Selena Gomez has long been open about her mental health, and now she wants everyone to reap the benefits of working on their “mental fitness.”
The 29-year-old singer and actor started a mental health platform called Wondermind (wondermind.com) and told InStyle, “We think exercising your brain and your mental health is just as important as exercising. of your body.”
Mental fitness consists of small daily things you can do to improve your psychological and emotional well-being. Gomez says she maintains her sanity by “reaching out to friends or family to talk about my feelings, and I also recommend exercising – I’ve taken a lot of high-intensity training classes, like boxing, which allows me to release my energy!”

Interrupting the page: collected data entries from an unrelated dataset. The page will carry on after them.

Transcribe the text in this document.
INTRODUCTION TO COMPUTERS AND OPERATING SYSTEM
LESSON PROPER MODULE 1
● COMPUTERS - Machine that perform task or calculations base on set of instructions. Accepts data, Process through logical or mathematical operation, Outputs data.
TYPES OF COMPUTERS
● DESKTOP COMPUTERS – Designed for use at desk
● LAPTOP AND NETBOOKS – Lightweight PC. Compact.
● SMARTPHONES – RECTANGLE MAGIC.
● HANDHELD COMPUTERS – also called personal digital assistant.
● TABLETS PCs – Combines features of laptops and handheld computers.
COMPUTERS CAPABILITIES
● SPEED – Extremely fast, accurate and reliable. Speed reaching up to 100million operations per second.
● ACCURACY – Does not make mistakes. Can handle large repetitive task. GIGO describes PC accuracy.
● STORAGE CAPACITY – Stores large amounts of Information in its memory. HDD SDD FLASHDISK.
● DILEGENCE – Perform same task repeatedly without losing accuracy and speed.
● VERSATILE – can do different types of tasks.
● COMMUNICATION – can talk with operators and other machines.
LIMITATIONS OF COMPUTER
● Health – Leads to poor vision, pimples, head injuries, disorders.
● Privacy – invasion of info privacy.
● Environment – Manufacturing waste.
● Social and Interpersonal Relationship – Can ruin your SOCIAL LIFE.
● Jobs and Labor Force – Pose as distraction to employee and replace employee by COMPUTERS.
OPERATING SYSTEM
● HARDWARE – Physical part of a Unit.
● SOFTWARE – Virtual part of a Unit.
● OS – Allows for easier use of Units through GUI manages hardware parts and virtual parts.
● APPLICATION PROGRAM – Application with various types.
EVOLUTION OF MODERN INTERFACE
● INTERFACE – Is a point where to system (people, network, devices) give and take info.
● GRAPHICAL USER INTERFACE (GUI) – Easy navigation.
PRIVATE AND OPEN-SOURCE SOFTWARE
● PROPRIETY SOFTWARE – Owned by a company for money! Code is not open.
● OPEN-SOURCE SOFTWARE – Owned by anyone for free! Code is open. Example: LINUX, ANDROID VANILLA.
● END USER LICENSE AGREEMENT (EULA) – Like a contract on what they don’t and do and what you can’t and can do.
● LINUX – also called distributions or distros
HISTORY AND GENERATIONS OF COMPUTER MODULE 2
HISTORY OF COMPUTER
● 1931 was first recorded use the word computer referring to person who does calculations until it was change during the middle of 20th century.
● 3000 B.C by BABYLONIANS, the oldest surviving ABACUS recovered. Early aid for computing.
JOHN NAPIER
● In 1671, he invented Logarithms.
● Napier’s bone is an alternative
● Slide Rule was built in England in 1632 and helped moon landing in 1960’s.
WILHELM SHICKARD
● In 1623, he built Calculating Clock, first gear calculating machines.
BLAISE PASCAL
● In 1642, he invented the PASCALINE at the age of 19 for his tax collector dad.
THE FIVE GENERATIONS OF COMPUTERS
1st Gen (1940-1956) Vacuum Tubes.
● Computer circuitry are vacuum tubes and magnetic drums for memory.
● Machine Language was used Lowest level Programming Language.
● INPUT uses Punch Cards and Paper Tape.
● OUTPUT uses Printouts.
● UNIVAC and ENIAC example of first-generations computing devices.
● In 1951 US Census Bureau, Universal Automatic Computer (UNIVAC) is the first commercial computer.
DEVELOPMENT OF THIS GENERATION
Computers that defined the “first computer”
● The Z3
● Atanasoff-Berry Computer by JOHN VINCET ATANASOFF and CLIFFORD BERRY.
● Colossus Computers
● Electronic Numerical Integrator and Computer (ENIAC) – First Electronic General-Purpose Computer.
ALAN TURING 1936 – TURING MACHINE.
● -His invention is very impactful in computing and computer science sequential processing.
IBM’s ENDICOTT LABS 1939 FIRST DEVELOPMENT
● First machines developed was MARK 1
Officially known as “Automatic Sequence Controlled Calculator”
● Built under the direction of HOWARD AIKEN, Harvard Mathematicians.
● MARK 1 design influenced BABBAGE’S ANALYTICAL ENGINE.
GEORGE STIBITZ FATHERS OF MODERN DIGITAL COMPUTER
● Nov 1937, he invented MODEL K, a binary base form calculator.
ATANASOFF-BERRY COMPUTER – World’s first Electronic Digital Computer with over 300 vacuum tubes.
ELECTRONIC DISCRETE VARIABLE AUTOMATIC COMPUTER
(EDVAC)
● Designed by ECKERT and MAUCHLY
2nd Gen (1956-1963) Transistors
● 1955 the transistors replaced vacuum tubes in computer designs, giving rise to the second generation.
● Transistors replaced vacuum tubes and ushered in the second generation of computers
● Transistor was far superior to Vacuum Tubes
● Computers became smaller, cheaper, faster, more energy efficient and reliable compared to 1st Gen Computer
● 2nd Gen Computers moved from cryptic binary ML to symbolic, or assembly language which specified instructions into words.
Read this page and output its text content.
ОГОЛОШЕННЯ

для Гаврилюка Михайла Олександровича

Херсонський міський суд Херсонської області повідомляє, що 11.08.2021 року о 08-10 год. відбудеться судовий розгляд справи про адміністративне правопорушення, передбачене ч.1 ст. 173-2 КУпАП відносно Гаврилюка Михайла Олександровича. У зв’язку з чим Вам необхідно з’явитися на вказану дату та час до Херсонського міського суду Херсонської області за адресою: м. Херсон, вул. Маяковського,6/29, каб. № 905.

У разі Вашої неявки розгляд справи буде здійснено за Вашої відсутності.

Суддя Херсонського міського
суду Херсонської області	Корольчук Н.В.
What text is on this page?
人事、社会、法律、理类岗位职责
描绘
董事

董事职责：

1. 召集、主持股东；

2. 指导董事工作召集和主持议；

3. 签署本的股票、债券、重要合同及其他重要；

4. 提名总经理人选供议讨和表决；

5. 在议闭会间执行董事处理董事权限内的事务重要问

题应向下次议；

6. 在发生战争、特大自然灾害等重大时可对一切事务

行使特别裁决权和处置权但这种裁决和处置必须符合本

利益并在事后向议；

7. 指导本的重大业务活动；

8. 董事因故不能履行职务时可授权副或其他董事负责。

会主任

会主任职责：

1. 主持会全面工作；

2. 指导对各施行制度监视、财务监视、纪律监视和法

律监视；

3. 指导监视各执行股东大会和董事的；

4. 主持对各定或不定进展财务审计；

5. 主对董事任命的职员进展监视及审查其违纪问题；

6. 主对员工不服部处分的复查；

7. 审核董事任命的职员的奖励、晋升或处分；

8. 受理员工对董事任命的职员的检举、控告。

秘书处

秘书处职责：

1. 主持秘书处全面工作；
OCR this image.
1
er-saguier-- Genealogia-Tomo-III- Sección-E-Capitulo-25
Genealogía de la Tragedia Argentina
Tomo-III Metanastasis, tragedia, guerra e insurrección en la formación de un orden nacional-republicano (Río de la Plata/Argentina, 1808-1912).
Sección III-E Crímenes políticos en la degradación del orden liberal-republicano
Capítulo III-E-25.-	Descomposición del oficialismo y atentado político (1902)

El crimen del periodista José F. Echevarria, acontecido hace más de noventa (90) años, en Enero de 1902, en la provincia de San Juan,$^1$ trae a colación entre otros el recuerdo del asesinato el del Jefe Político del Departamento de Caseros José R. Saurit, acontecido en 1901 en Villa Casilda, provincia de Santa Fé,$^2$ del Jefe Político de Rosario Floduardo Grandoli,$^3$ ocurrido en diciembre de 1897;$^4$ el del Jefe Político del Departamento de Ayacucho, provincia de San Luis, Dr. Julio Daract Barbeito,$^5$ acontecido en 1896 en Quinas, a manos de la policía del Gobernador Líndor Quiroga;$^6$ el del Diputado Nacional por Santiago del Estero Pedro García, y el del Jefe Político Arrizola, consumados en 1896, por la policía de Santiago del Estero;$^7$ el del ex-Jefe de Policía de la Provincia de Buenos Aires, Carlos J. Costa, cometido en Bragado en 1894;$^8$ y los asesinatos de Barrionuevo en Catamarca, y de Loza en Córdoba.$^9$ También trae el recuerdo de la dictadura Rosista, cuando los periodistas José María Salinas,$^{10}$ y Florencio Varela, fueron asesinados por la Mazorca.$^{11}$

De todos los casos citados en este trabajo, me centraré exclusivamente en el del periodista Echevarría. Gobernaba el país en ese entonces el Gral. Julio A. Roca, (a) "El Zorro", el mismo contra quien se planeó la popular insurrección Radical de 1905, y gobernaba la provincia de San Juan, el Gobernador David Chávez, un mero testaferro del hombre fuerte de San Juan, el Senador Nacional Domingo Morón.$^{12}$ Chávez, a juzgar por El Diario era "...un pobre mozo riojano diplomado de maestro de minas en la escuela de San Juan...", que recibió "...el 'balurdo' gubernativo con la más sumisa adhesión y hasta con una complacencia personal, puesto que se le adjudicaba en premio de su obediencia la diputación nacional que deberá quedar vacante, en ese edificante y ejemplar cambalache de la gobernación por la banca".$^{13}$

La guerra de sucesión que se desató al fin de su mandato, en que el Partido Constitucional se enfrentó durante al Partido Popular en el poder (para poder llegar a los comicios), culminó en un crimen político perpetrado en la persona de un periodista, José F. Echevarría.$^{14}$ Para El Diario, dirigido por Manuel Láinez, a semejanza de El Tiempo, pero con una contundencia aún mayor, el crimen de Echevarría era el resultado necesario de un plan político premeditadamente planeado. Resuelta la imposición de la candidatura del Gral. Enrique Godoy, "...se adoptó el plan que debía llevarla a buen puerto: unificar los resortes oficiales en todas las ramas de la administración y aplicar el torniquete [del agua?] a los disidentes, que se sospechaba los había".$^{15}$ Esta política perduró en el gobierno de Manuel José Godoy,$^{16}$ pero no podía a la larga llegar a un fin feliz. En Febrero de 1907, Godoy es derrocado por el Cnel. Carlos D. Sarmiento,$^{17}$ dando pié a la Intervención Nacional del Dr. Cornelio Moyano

In 2020, Gomez revealed that she was diagnosed with bipolar disorder and often gives insight into how she takes care of herself, including going to therapy and avoiding social media.
Wondermind does not claim to replace therapy, but says: “You train your body, but what about your mind? For us, mental fitness means creating a routine; working on your feelings to better understand your mind – with the right tools and community to support growth. That means engaging in daily practice, even when you feel out of your comfort zone (which shows it works!)”
If you have mental health issues, it’s worth talking to your GP, calling the Samaritans on 116 123 or going to the Mind website (mind.org.uk) for advice on mental health. emergency or crisis resources. But if you’re looking to work on your mental fitness and make a few small, practical changes every day to improve your overall well-being, there are some things you can try…
“Find ways to embrace gratitude every day,” says Simon Alexander Ong, author of Energize (order now at getenergizebook.com). “Write a letter to someone telling them why you are grateful, send a voice note to someone saying thank you for their support, or bring a colleague aside to express their thanks for their hard work. life is guaranteed to elevate your mental energy and mood.”
Dr Deborah Lee of Dr Fox Online Pharmacy (doctorfox.co.uk) suggests that practicing kindness every day could help improve your own mental health.
“Being kind to others will increase your sense of worth and self-esteem, which leads to happiness and greater enjoyment in life,” she says. “You could sign up as a volunteer or visit an elderly neighbour. You could decide to walk a dog for a friend, start babysitting or even become a blood donor, for example.”
try to meditate
“Just as you might lift weights in the gym, you can build mental fitness with tools like meditation,” says Anne-Sophie Fluri, neuroscientist at mindfulness app MindLabs (wearemindlabs.com).
“By bringing your attention to the present moment and helping you observe your thoughts and feelings without letting them consume you, mindfulness is a great tool for developing your mental fitness. Meditation helps facilitate real changes in the brain , helping you feel less anxious, improve your mood and focus, and become more self-aware.”
If you’re new to meditation, try apps like MindLabs or Headspace to get you started.
Schedule of rest periods
We all have busy lives and it’s easy to get caught up in everything going on – only to find you’re exhausted when it’s too late. Ong recommends setting aside time to rest each day, as it is “the space where our creativity flourishes, our wisdom rises to the surface, and ideas are born.”
He advises treating these downtimes as you would meetings or social events, saying, “Making this part of your routine will help you stay mentally fit and get back to whatever you were doing recharged, rejuvenated. and ready for anything the world can throw your way.”
Write down your feelings
“You can’t have self-development without self-awareness, because you just can’t change what you’re not aware of,” Ong says. “That’s why true wisdom begins with understanding yourself.”
He recommends keeping a regular diary, calling it “the cheapest form of therapy there is.” Ong continues, “By understanding your way of thinking, not only do you know yourself better, but you feel a greater sense of clarity and [can] channel your energy into what you can control rather than what you can’t. It helps to deepen the relationship you have with yourself.”
Fluri says journaling can help with emotional regulation, adding, “Learning to manage your emotions is an important part of mental fitness. The key to this is self-soothing: finding constructive ways to tolerate distress and comfort ourselves.
Take a cold shower in the morning
It might not sound like the most appealing way to start your day, but there’s a growing movement advocating for the mental health benefits of cold water therapy. Be careful with this if you have existing health conditions, but Lee suggests that a cold shower can “elevate levels of endorphins, the natural chemicals released in the brain that give you a ‘high’.”
Lee adds: “Cold water immersion also reduces levels of cortisol, the stress hormone. Interestingly, the greatest benefit of the cold shower is within the first minute or two – there’s no real added benefit to gritting your teeth and forcing yourself to stay under the cold water too long!”
Practice good self-care
Fluri says, “A resilient brain is a well-nourished, well-rested, well-groomed brain. Taking good care of yourself is key to looking your best and protecting yourself from stress and burnout.”
Find out what works best for you – whether it’s taking a bath, going for a walk in nature or listening to music – anything that gives you the opportunity to focus on your diet.